Prime Minister of Portugal
- In office 12 November 1911 – 16 June 1912
- President: Manuel de Arriaga
- Preceded by: João Chagas
- Succeeded by: Duarte Leite

Ambassador of Portugal to Spain
- In office 13 August 1914 – 3 March 1918
- Nominated by: Manuel de Arriaga
- Preceded by: José Relvas
- Succeeded by: António Egas Moniz
- In office 11 April 1911 – 12 October 1911
- Nominated by: Provisional Government
- Preceded by: Count of Tovar
- Succeeded by: José Relvas

Ambassador of Portugal to the United Kingdom
- In office 11 March 1918 – 17 May 1919
- Nominated by: Sidónio Pais
- Preceded by: Manuel Teixeira Gomes
- Succeeded by: Manuel Teixeira Gomes

Minister of Foreign Affairs
- In office 12 October 1911 – 9 January 1913
- Prime Minister: João Chagas Himself Duarte Leite
- Preceded by: João Chagas
- Succeeded by: António Macieira

Personal details
- Born: 25 September 1867 Lisbon, Portugal
- Died: 27 September 1951 (aged 84) Lisbon, Portugal
- Party: Portuguese Republican Party
- Spouse: Hermínia Laura de Albuquerque Moreira
- Children: 4

= Augusto de Vasconcelos =

Portuguese politician

Augusto César de Almeida de Vasconcelos Correia, GCSE (24 September 1867 – 27 September 1951), better known as Augusto de Vasconcelos (/pt/) was a Portuguese surgeon, politician and diplomat, who served as Prime Minister of Portugal.

==Career==
He graduated at the Lisbon Medico-Surgical School in 1891, where he also taught, later becoming a professor of the Faculty of Medicine of the University of Lisbon.
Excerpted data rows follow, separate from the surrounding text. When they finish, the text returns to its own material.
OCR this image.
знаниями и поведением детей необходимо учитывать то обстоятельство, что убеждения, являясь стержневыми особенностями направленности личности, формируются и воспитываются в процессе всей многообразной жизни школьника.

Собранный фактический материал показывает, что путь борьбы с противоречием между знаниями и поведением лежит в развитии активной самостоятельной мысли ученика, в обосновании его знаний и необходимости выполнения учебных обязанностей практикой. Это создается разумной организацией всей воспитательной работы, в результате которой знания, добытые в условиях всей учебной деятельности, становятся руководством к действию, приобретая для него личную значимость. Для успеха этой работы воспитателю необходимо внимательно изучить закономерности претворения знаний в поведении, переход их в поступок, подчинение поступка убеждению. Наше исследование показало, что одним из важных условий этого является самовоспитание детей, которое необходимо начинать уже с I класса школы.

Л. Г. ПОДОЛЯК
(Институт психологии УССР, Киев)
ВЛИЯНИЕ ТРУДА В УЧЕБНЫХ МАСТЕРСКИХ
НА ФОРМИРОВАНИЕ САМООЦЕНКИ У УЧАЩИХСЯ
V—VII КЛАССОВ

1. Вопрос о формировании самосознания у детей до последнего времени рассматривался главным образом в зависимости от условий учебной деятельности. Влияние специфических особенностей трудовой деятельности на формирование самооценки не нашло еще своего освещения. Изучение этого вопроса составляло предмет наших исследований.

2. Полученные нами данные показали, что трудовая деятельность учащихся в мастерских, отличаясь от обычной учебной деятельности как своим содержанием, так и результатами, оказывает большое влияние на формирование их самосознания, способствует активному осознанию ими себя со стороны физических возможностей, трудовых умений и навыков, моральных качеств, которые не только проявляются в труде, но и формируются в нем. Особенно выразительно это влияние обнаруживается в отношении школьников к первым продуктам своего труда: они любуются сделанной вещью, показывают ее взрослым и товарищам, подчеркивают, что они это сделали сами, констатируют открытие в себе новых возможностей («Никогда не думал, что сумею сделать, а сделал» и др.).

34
A republican since his youth, he was minister of foreign affairs of the first Constitutional Government of the Portuguese First Republic, whose prime minister was João Pinheiro Chagas, from 12 October 1911 to 12 November 1911. He succeeded Chagas as prime minister of another Portuguese Republican Party government, which was in power from 11 November 1911 to 4 June 1912. In that government, too, he held the post of foreign minister as well as that of prime minister. He was foreign minister again from 16 June 1912 to 9 January 1913.

Later he served as plenipotentiary minister in Madrid (1914–1918) and London (1918–1919), during World War I, which Portugal entered in 1916 on the Allies' side. Subsequently, he led the Portuguese delegation at the Peace Conference, in Paris, in 1919.

After that he concentrated on diplomacy, in the service of the League of Nations as a delegate of Portugal. He helped to solve international conflicts, like the Chaco War between Bolivia and Paraguay in 1935. From 1935 to 1937 he occupied the office of President of the League of Nations.

==Decorations==
He received the Grand Crosses of the Order of Saint James of the Sword, the Order of Isabel the Catholic, the Order of the Crown of Belgium and both the Orders of Merit of Chile and Peru and was Grand Officer of the Légion d'honneur of France, etc.

==Family==
He was a son of Júlio César de Vasconcelos Correia (Lisbon, Santos-o-Velho or Santa Catarina, 21 December 1837 – Lisbon, Santos-o-Velho, 31 December 1910), an Engineer and a Shipbuilder, and wife (m. Lisbon, Encarnação) Constança Libânia Auta de Almeida (Lisbon, Santos o Velho, c. 1840 – Lisbon, Santos-o-Velho, 13 March 1926). His father was a natural son of António César de Vasconcelos Correia, 1st Viscount and 1st Count of Torres Novas and 93rd Governor-General of India, thus being a second cousin once removed of Fernando Peyroteo and three times removed of José Couceiro.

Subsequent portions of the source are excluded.